Dans ce scénario, le rôle des gouvernements territoriaux, locaux et régionaux acquiert une importance particulière, car ils intègrent la proximité comme une valeur ajoutée, c'est-à-dire la capacité de s'adapter à des réalités, des groupes et des situations personnelles différentes. Ils permettent également d'exercer de manière articulée et coopérative l'articulation nécessaire des ressources provenant de logiques juridictionnelles différentes. De loin, la transversalité et l'intégralité, si nécessaires pour apporter une réponse protectrice aux situations et problèmes complexes, sont très compliquées. Et c'est ça précisément la grande valeur différentielle des gouvernements territoriaux qui sont les plus proches des citoyens.
Tout ceci indique que nous devrions renforcer de manière significative les compétences et les ressources des sphères gouvernementales les plus proches des citoyens et de leurs problèmes de plus en plus complexes. Toutefois, à cet égard, il ne faut pas tomber dans la logique qui oppose centralisation et décentralisation des pouvoirs et des ressources publiques, mais plutôt essayer d'analyser la spécificité de chaque question et de la placer au niveau de gouvernement qui peut le mieux la traiter. La pandémie elle-même a mis en évidence la nécessité d'un cadre décisionnel supra-étatique qui concentre les capacités des gouvernements sur des questions nécessitant un mélange approprié de connaissances spécialisées et de portée supra-territoriale face à des phénomènes qui ne connaissent pas de frontières. Les États continuent d'être absolument nécessaires dans les questions de planification et d'évaluation, et pour cela ils doivent disposer de systèmes d'information qui leur permettent non seulement un suivi constant des questions mais aussi la capacité de déléguer des sphères territoriales de gouvernement sans perdre le contrôle dans leurs sphères nationales-territoriales. Les sphères de gouvernement infra-étatiques, en particulier les gouvernements locaux, si elles ont la dimension territoriale appropriée, peuvent être la clé pour assurer ce mélange spécifique de protection, capable d'une part de reconnaître la diversité et, d'autre part, de générer des réponses transversales et partagées.

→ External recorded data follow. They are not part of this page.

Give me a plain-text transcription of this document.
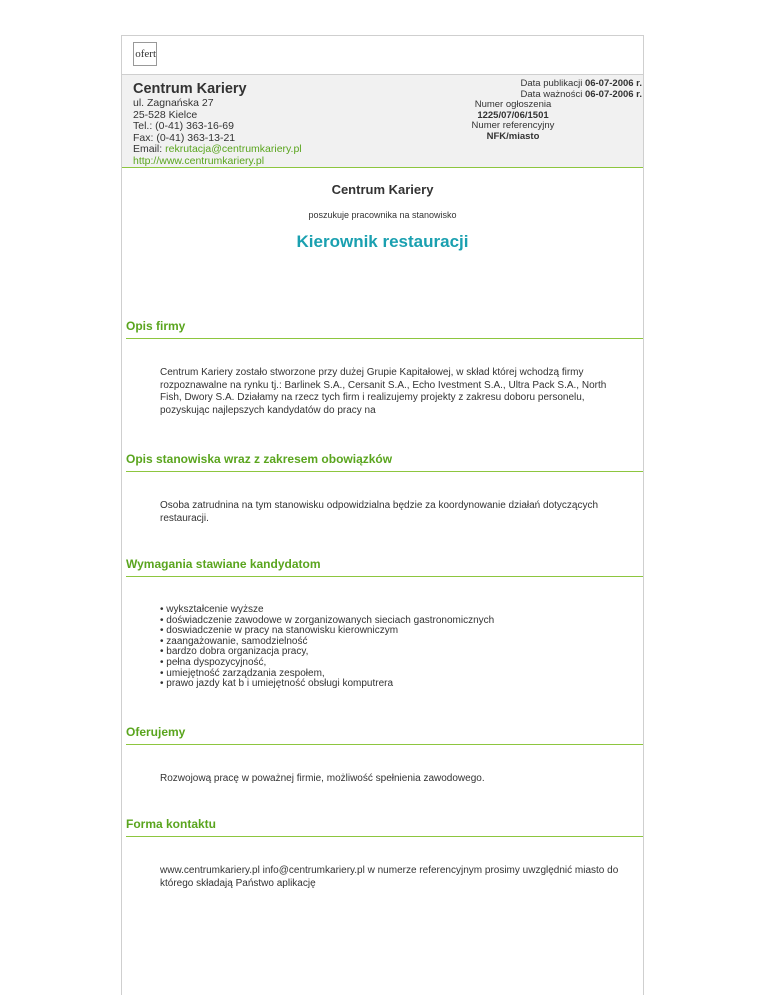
ofert
Centrum Kariery
ul. Zagnańska 27
25-528 Kielce
Tel.: (0-41) 363-16-69
Fax: (0-41) 363-13-21
Email: rekrutacja@centrumkariery.pl
http://www.centrumkariery.pl
Data publikacji 06-07-2006 r.
Data ważności 06-07-2006 r.
Numer ogłoszenia
1225/07/06/1501
Numer referencyjny
NFK/miasto
Centrum Kariery
poszukuje pracownika na stanowisko
Kierownik restauracji
Opis firmy
Centrum Kariery zostało stworzone przy dużej Grupie Kapitałowej, w skład której wchodzą firmy
rozpoznawalne na rynku tj.: Barlinek S.A., Cersanit S.A., Echo Ivestment S.A., Ultra Pack S.A., North
Fish, Dwory S.A. Działamy na rzecz tych firm i realizujemy projekty z zakresu doboru personelu,
pozyskując najlepszych kandydatów do pracy na
Opis stanowiska wraz z zakresem obowiązków
Osoba zatrudnina na tym stanowisku odpowidzialna będzie za koordynowanie działań dotyczących
restauracji.
Wymagania stawiane kandydatom
• wykształcenie wyższe
• doświadczenie zawodowe w zorganizowanych sieciach gastronomicznych
• doswiadczenie w pracy na stanowisku kierowniczym
• zaangażowanie, samodzielność
• bardzo dobra organizacja pracy,
• pełna dyspozycyjność,
• umiejętność zarządzania zespołem,
• prawo jazdy kat b i umiejętność obsługi komputrera
Oferujemy
Rozwojową pracę w poważnej firmie, możliwość spełnienia zawodowego.
Forma kontaktu
www.centrumkariery.pl info@centrumkariery.pl w numerze referencyjnym prosimy uwzględnić miasto do
którego składają Państwo aplikację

L'époque dans laquelle nous vivons exige des approches innovantes qui, dans le même temps, génèrent une dose de confiance dans une population qui se sent sans protection et craintive face à un avenir incertain. Les défis auxquels nous sommes confrontés, qu'ils soient environnementaux, économiques ou sociaux, exigent un changement des modèles traditionnels de gouvernance et de gestion des affaires publiques. Il n'y aura pas de réponses efficaces qui ne recherchent pas l'implication citoyenne de proximité, et donc la présence appropriée du territoire et de ses sphères de gouvernement.